Sticks and stones may break my bones, but words will never hurt me. A simple saying to remind children that words can’t hurt. But what happens when the children grow into adults and words can do more than hurt? In the real world words can shape perceptions and alter realities. Words become devices used to shape policies and organizations. Words have the potential to do more than hurt, words can destroy and reconstruct things anew.
The spike of these sort of words has caused online news media outlets to silence comment sections. In 2014 a move was made by news outlets to close or sometimes screen the comment sections of their articles. Some began by taking making the decision to delete comments or block users from engaging with content after a negative or misguided impression was left. Others completely omitted the comment section to silence users completely. Axing comment sections was designed to put an end to Internet ‘trolls’ and heated debates which only loosely related to the original posted content.

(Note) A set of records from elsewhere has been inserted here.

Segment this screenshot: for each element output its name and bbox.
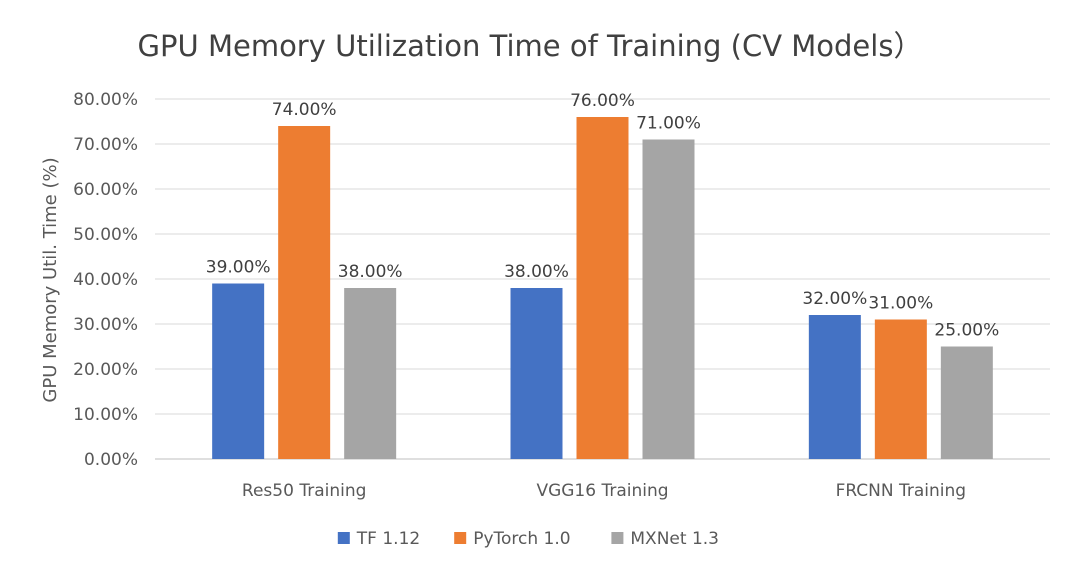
bar-pytorch-1-0-1[interactable] bbox=[278, 126, 331, 459]
bar-mxnet-1-3-3[interactable] bbox=[940, 346, 993, 460]
data-label: 71.00% bbox=[636, 114, 701, 134]
bar-mxnet-1-3-1[interactable] bbox=[344, 288, 397, 459]
y-tick-label: 80.00% bbox=[73, 90, 138, 110]
x-tick-label: FRCNN Training bbox=[836, 481, 967, 501]
data-label: 32.00% bbox=[802, 289, 867, 309]
bar-tf-1-12-1[interactable] bbox=[212, 283, 265, 460]
legend-swatch bbox=[337, 532, 350, 544]
data-label: 74.00% bbox=[272, 100, 337, 120]
y-tick-label: 40.00% bbox=[73, 270, 138, 290]
chart-title: GPU Memory Utilization Time of Training … bbox=[138, 29, 923, 63]
x-tick-label: VGG16 Training bbox=[536, 481, 668, 501]
data-label: 76.00% bbox=[570, 91, 635, 111]
legend-label: TF 1.12 bbox=[356, 529, 420, 549]
y-tick-label: 0.00% bbox=[84, 450, 138, 470]
y-tick-label: 10.00% bbox=[73, 405, 138, 425]
y-tick-label: 60.00% bbox=[73, 180, 138, 200]
legend-label: MXNet 1.3 bbox=[630, 529, 719, 549]
legend-swatch bbox=[454, 532, 467, 544]
bar-tf-1-12-2[interactable] bbox=[510, 288, 563, 459]
y-tick-label: 30.00% bbox=[73, 315, 138, 335]
legend-item-tf-1-12[interactable]: TF 1.12 bbox=[337, 529, 420, 549]
data-label: 31.00% bbox=[868, 294, 933, 314]
data-labels: 39.00% 74.00% 38.00% 38.00% 76.00%71.00% 32.0… bbox=[206, 91, 999, 341]
bar-tf-1-12-3[interactable] bbox=[808, 315, 861, 459]
bar-pytorch-1-0-3[interactable] bbox=[874, 319, 927, 460]
x-tick-labels: Res50 Training VGG16 Training FRCNN Traini… bbox=[242, 481, 966, 501]
y-tick-label: 50.00% bbox=[73, 225, 138, 245]
y-tick-label: 20.00% bbox=[73, 360, 138, 380]
bars bbox=[212, 117, 993, 459]
legend[interactable]: TF 1.12 PyTorch 1.0 MXNet 1.3 bbox=[337, 529, 719, 549]
bar-pytorch-1-0-2[interactable] bbox=[576, 117, 629, 459]
legend-swatch bbox=[611, 532, 624, 544]
legend-item-mxnet-1-3[interactable]: MXNet 1.3 bbox=[611, 529, 719, 549]
y-tick-labels: 0.00% 10.00% 20.00% 30.00% 40.00% 50.00% 60.00… bbox=[73, 90, 138, 470]
y-tick-label: 70.00% bbox=[73, 135, 138, 155]
legend-label: PyTorch 1.0 bbox=[473, 529, 570, 549]
data-label: 25.00% bbox=[934, 321, 999, 341]
y-axis-label: GPU Memory Util. Time (%) bbox=[40, 157, 61, 402]
data-label: 39.00% bbox=[206, 258, 271, 278]
bar-mxnet-1-3-2[interactable] bbox=[642, 139, 695, 460]
data-label: 38.00% bbox=[338, 262, 403, 282]
x-tick-label: Res50 Training bbox=[242, 481, 366, 501]
data-label: 38.00% bbox=[504, 262, 569, 282]
legend-item-pytorch-1-0[interactable]: PyTorch 1.0 bbox=[454, 529, 571, 549]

Now these conversations have moved to Facebook and Twitter, the current hotspots for political debates. User comments on these platforms are not limited or blocked. A platform for debate and discussion exists but it’s no longer tied to specific news outlets or their audiences. Instead of having journalists engage with those who consume their work, their employers have silenced their readers outlets.
This method doesn’t just screen out trolls, but also those who disagree with articles. On social media, conversations are then limited to the bubbles which users exist in. The phenomenon of shared reality is heightened when conversations move to social media platforms. Though social media are natural places for conversations to flow from, opinions on either extreme can be lost or oversaturated among others. Geography, language and who you are connected to all shape the conversation. By spreading conversations to other networks, those who engage with content are responsible for finding those who want to participate. Closed comment sections get rid of the trolls, but they get rid of the engaged users too.

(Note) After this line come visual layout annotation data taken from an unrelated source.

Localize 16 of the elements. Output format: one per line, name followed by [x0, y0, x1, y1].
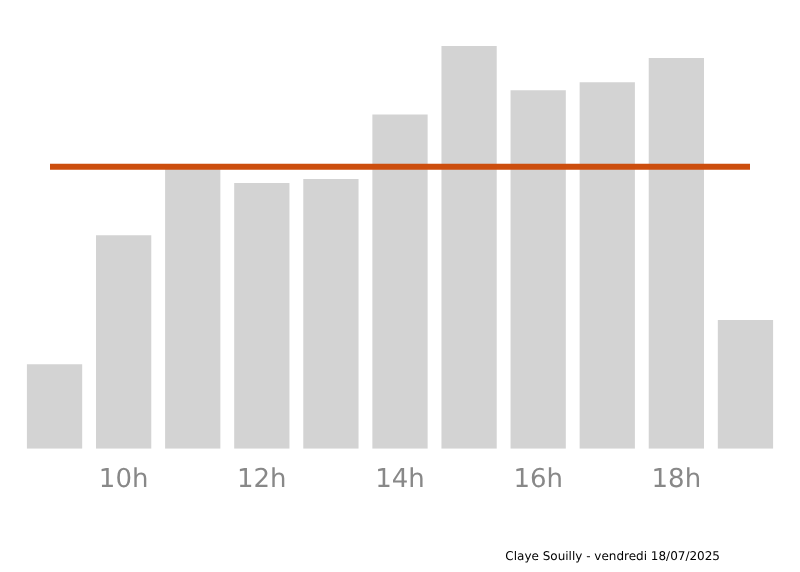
bar	[234, 182, 290, 449]
x-tick-label: 16h	[513, 465, 563, 496]
bar	[165, 166, 221, 449]
x-tick-label: 14h	[375, 465, 425, 496]
bar	[510, 90, 566, 449]
bar	[26, 364, 83, 449]
bar	[303, 178, 359, 449]
bar	[717, 319, 774, 449]
x-tick-label: 10h	[98, 465, 149, 496]
bar	[441, 46, 497, 449]
bar	[372, 114, 428, 449]
bar	[648, 58, 704, 449]
bar	[96, 235, 152, 449]
bar	[579, 82, 635, 449]
x-tick-label: 18h	[651, 465, 702, 496]
x-tick-label: 12h	[237, 465, 287, 496]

While news outlets claim social media platforms allow users to expand their reach, they are limiting the scope of the conversation. Social media users tend to be younger and more privileged. News outlets are limiting their audiences and limiting the diversity of opinion they receive.
Furthermore, a 2016 quantitative study (Conlin and Roberts. 2016) indicates that the removal of comment sections has decreased user trust in the credibility and content quality control. The proliferation of fake news across social media has elevated this sense of distrust. If users are unable to engage with their media, they feel they are less influential. The inability to engage, ask questions, and reiterate information makes users stand-offish and less likely to participate. In the age of fake news, those with high digital literacy tend to examine the media they consume. Without the benefit of comment sections, some users feel limited in their opportunity to engage with news outlets.
By doing away with comment sections, the opportunity for news outlets to engage with their viewers is limited. But what do media outlets get from their audiences? Being bombarded with Internet trolls and arguments is what led to the change in the first place. If conversations are pushed to social media, what are they gaining? Is it out of sight, out of mind for news outlets? Or is the possibility of better knowing commenters what is driving the change?
In an age where a digital footprint speaks volumes, is putting a face to a comment giving words more weight? Is it possible that the weight of a criticism is judged by the critic? Social media offers a wealth of information that gives context to comments beyond the comment itself. While the Internet troll rationale seems likely, what is even more likely is that news outlets are better able to track and understand their audience when there is more of a profile to a user. Why try to create their own network, when millions of users exist on already established networks? It may be true that news outlets are looking for more than opinions from their users.
There are implications to removing comment sections. It does not end negativity but transforms it. It changes the weight of a comment. It changes what the news site themselves may look like, what they are used for. It perpetuates the trend of politically charged discussions on social media. It can also limit credibility of news sources and keeps the power amongst those who already have it. Words and their location on the Internet matter, social media reshapes what dialogue looks like. In a world with no comment sections, users must claim their words with new pride, reshaping the conversation and ownership of commentary.